A US official overseeing a probe of former Bush aide Karl Rove has been called on the carpet after it was discovered he hired a private computer-help company to erase all the hard drives belonging to him and two deputies.
Special Counsel Scott J. Bloch bypassed his own agency's computer technicians and instead hired an outside firm to perform a seven-level wipe, all but guaranteeing the files could never be restored. Although the official said he contracted the work after suspecting his computer was infected by a virus, a manager with the private firm said a wipe that thorough is an unusual way to treat a malware infection. The receipt for the work performed makes no mention of a virus.
Bloch's office is investigating whether Rove and other White House officials improperly used government agencies to help re-elect Republicans running from Congressional seats. In turn, Bloch has been the subject of a White House-ordered probe into whether he improperly retaliated against whistle-blowers in his own staff and dismissed cases brought to his agency.

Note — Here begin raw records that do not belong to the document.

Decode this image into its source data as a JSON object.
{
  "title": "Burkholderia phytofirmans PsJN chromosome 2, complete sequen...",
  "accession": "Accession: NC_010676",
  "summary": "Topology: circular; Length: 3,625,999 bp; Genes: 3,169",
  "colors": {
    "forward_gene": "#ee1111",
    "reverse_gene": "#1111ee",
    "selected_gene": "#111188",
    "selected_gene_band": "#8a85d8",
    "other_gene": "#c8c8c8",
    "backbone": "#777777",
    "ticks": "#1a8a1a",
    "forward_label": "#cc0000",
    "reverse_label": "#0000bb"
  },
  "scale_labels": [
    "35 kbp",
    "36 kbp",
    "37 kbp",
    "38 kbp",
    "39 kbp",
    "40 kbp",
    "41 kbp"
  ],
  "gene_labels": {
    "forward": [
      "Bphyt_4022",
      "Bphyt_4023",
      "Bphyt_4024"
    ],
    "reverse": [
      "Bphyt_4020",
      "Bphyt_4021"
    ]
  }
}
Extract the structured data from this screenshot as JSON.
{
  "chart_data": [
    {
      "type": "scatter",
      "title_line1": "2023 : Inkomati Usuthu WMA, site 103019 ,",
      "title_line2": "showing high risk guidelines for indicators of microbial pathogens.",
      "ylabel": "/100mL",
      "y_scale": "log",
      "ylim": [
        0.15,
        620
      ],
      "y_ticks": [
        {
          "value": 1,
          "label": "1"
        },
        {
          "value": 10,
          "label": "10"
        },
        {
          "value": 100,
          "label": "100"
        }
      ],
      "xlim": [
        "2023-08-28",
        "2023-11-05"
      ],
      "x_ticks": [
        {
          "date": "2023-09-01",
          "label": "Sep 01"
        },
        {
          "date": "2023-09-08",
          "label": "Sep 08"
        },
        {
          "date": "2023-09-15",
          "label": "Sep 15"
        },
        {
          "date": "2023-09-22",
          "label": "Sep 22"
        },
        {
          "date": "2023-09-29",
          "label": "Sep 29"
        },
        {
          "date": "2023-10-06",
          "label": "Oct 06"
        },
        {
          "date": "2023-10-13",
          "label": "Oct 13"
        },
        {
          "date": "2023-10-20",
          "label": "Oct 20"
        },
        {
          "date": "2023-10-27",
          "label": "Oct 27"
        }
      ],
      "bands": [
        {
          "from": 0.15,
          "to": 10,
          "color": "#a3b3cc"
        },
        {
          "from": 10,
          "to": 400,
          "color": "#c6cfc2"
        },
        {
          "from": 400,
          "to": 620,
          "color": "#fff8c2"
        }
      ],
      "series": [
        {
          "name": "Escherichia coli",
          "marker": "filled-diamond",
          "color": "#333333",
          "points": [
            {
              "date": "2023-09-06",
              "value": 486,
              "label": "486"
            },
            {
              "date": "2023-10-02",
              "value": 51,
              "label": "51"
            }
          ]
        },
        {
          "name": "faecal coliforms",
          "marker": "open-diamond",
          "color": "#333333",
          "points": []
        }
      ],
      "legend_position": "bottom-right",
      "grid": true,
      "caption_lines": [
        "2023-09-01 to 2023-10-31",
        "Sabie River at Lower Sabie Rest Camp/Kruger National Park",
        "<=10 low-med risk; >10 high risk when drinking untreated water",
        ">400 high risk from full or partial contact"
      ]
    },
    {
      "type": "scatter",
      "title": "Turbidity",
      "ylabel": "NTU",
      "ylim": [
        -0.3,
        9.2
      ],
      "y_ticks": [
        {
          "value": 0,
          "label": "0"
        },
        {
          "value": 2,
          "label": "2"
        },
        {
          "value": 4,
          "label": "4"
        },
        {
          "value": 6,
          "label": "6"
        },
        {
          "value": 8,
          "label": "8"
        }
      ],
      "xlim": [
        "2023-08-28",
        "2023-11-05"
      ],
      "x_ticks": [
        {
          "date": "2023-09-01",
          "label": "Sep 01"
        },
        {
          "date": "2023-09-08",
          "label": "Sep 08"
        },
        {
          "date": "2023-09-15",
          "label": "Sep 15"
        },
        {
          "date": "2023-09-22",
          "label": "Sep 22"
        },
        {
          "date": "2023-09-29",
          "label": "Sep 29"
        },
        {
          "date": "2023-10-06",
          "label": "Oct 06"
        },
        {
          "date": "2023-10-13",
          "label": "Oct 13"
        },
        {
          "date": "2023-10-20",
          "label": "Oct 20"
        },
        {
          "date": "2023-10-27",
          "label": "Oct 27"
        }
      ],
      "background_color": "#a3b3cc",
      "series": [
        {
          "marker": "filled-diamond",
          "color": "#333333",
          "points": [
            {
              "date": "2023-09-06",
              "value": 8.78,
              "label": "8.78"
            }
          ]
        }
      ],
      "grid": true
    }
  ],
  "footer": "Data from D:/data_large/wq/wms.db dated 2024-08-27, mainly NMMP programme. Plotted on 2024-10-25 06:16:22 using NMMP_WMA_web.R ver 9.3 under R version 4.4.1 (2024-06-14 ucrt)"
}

Following the revelation of the computer wipes, federal investigators have requested Bloch turn over copies of personal files that he saved to his America Online account before his hard disk was scrubbed. Bloch has refused, saying the data, which included medical information, messages to his personal attorney and pictures from his son's tours of duty in Iraq, don't involve his official work.
Bloch also says no documents relevant to any investigation have been purged. He has denied retaliating against whistle-blowers, characterizing the investigation, which began in 2005, as a "fishing expedition."